From The Chronicle of Higher Education:

Attention spans are short. E-readers are plentiful. Digital delivery is fast and convenient. How can university presses turn those facts to their advantage and attract readers who want bite-sized morsels of content?

Princeton University Press is about to test one approach with a new, e-only series. Called Princeton Shorts, it debuts November 9.

The article explains that Princeton Shorts will not be new material, like Kindle Singles; rather, it will be excerpts only of backlist material from Princeton University Press.  The full books will be available through Kindle and Google Books.

Princeton University Press considers this an experiment, hoping the ebook excerpts will drive customers to purchase the full books.  Other university presses will be keeping an eye on the experiment’s progress, as many of them are studying new ways of presenting their content, including schemes like selling textbook material on a chapter-by-chapter basis, based on class curriculum and assignments, and giving partially-loaded reading devices to students.

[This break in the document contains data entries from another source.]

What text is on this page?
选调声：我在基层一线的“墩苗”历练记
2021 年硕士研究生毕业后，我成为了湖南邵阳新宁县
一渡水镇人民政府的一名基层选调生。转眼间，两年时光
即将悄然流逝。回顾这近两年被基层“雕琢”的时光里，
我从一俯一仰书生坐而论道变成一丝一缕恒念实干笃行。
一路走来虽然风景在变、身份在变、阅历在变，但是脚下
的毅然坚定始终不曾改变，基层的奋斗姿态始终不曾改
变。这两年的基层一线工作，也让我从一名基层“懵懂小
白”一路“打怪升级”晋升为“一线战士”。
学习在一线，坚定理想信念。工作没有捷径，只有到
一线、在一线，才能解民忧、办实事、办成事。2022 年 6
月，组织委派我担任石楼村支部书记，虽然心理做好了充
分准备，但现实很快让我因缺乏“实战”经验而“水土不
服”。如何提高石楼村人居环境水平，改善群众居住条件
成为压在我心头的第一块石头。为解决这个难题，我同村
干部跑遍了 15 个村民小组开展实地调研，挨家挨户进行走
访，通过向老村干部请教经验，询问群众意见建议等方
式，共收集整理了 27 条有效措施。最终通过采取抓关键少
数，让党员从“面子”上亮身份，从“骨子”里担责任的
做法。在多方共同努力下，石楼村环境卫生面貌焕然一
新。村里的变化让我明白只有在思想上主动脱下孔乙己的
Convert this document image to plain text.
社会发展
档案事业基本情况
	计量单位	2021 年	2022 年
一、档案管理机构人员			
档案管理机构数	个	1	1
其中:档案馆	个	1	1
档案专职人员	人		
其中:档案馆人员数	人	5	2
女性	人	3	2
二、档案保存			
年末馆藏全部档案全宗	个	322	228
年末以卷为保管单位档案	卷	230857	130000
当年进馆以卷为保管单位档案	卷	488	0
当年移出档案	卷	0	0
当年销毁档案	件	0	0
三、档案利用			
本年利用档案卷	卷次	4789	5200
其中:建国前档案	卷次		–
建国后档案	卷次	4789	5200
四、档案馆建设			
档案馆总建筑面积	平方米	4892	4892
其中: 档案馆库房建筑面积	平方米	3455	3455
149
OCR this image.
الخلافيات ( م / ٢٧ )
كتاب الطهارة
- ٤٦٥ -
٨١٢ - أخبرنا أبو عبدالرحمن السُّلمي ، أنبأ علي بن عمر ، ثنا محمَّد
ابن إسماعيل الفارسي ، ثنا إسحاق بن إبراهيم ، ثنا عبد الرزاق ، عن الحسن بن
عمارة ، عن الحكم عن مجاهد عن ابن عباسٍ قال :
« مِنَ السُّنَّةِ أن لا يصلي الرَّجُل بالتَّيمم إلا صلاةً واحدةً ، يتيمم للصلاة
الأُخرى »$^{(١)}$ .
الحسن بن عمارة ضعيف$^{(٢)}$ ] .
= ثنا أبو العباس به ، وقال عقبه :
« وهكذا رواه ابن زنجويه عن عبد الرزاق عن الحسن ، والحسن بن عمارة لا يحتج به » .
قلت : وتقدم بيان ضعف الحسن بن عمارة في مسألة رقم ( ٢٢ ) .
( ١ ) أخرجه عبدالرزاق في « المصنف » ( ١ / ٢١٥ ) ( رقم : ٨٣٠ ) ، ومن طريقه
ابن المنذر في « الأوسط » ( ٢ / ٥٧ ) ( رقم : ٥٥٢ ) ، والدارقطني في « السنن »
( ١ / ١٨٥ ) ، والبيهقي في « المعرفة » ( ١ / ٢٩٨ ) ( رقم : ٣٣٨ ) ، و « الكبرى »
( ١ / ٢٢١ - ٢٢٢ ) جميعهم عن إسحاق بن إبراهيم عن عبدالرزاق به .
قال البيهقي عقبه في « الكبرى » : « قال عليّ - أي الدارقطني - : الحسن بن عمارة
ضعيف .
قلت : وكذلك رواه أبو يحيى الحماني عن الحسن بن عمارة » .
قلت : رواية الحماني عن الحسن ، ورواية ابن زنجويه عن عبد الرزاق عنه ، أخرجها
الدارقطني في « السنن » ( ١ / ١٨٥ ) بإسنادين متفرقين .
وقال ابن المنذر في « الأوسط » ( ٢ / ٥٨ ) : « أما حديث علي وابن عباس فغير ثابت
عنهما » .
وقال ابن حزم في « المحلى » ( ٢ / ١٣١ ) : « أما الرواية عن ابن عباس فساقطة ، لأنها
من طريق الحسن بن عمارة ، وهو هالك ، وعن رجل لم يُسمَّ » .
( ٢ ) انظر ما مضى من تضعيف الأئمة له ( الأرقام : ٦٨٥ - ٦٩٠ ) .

  1. When I first heard of Princeton Shorts, I thought it would be like Kindle Singles. The way they define it now sounds like a completely useless project, since virtually any ebook store allows the users to download a sample (even libraries are giving you samples now!).

    I sometimes wish samples were longer – especially, if a longer sample would have revealed that the book is in fact worse than the first two pages. But that’s a problem of sample size.

    I simply fail to see anything innovative or even interesting in this project.